Study: FDA’s medicine approval process lacks uniformity

FDAJanuary 22, 2014The Washington Post (1/22, Dennis) reports the FDA’s certifications of medicines being “safe and effective” are based on widely varied data, citing an analysis by researchers at Yale University’s School of Medicine. Nicholas Downing, the lead author of the study, “which examined nearly 200 new drug approvals between 2005 and 2012,” said, “Not all FDA approvals are created equally.” For instance, the study says, the FDA required that many new medicines “prove themselves in large, high-quality clinical trials,” however, about a third received approval based on one clinical trial, while “many other trials involved small groups of patients and shorter durations.”

USA Today (1/21, Szabo) reports the study, published in a series of articles in the Journal of the American Medical Association, found that many heart devices “have been approved through” a FDA “process that assumes newer models are safe and effective based on the approval of earlier versions.” Devices such as implanted defibrillators undergo “rigorous review” when they receive initial approvals but subsequent changes, however, “are often made through a ‘supplemental’ review process that doesn’t necessarily require them to be tested in clinical trials in humans.”

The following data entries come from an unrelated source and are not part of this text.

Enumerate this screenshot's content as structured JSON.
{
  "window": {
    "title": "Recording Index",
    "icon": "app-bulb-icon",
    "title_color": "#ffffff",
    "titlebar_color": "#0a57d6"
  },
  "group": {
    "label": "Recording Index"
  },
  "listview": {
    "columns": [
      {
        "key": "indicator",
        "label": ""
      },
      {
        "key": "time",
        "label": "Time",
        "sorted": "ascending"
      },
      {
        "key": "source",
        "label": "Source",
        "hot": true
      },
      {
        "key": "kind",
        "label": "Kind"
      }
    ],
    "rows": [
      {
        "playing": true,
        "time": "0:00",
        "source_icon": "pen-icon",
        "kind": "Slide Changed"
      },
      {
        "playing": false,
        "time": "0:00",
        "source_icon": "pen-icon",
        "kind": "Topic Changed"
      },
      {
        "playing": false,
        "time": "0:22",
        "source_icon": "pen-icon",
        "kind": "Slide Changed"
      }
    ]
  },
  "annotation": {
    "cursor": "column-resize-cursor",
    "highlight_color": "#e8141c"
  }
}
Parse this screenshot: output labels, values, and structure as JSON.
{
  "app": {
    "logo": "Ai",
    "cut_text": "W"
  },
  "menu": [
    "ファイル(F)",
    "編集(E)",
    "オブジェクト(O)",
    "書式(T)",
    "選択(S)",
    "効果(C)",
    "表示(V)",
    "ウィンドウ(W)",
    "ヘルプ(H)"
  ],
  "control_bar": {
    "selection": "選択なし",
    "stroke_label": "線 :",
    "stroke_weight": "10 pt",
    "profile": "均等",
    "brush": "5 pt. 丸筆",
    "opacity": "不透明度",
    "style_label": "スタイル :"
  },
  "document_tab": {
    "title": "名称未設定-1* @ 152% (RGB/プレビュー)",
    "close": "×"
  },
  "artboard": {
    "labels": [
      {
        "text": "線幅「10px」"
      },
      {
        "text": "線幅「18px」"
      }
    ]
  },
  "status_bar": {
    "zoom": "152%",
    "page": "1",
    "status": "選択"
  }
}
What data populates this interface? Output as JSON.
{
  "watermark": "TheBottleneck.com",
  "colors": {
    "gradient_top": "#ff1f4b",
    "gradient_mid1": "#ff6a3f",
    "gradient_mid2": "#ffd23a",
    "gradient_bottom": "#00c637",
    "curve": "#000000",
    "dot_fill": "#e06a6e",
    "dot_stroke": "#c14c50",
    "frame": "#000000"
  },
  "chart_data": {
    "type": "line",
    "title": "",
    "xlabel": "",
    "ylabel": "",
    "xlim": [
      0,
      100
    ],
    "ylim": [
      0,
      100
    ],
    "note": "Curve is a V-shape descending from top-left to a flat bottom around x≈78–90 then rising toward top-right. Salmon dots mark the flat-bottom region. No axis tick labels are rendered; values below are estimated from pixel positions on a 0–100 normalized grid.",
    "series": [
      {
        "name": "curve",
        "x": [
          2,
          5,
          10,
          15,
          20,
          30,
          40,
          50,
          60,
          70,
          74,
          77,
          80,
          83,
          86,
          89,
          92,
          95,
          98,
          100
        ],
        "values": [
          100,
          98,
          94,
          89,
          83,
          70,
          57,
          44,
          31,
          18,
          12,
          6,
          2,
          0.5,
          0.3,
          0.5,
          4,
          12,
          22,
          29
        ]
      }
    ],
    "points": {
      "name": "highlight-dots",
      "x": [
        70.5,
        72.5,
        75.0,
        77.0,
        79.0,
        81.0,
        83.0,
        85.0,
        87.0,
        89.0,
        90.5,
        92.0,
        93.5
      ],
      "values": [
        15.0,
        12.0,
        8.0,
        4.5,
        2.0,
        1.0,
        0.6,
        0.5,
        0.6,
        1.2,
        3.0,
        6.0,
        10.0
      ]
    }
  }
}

The Wall Street Journal (1/22, Loftus, Subscription Publication) provides a response from the FDA, which said it set specific requirements for each individual medicine but applies the same standards in giving the green signal for safety and efficacy of all medicines. The Federal agency also said it has set higher standards for approval of major modifications to some implantable cardiovascular devices over the past few years, including new studies aimed at finding any problems with devices.

Modern Healthcare (1/21, Rice, Subscription Publication) notes the authors said “the purpose of the study” was “not to suggest that the FDA is not rigorous in its approach to drug reviews.” One of the authors, Dr. Joseph Ross, assistant professor of general internal medicine at Yale University School of Medicine, said “the regulatory flexibility allows for a customized approach, and the agency can rapidly approve potentially effective therapies for life-threatening diseases.”

Bloomberg News (1/21, Edney), Forbes (1/21), New Haven (CT) Register (1/21), Medscape (1/22) and AFP (1/22) also cover the study.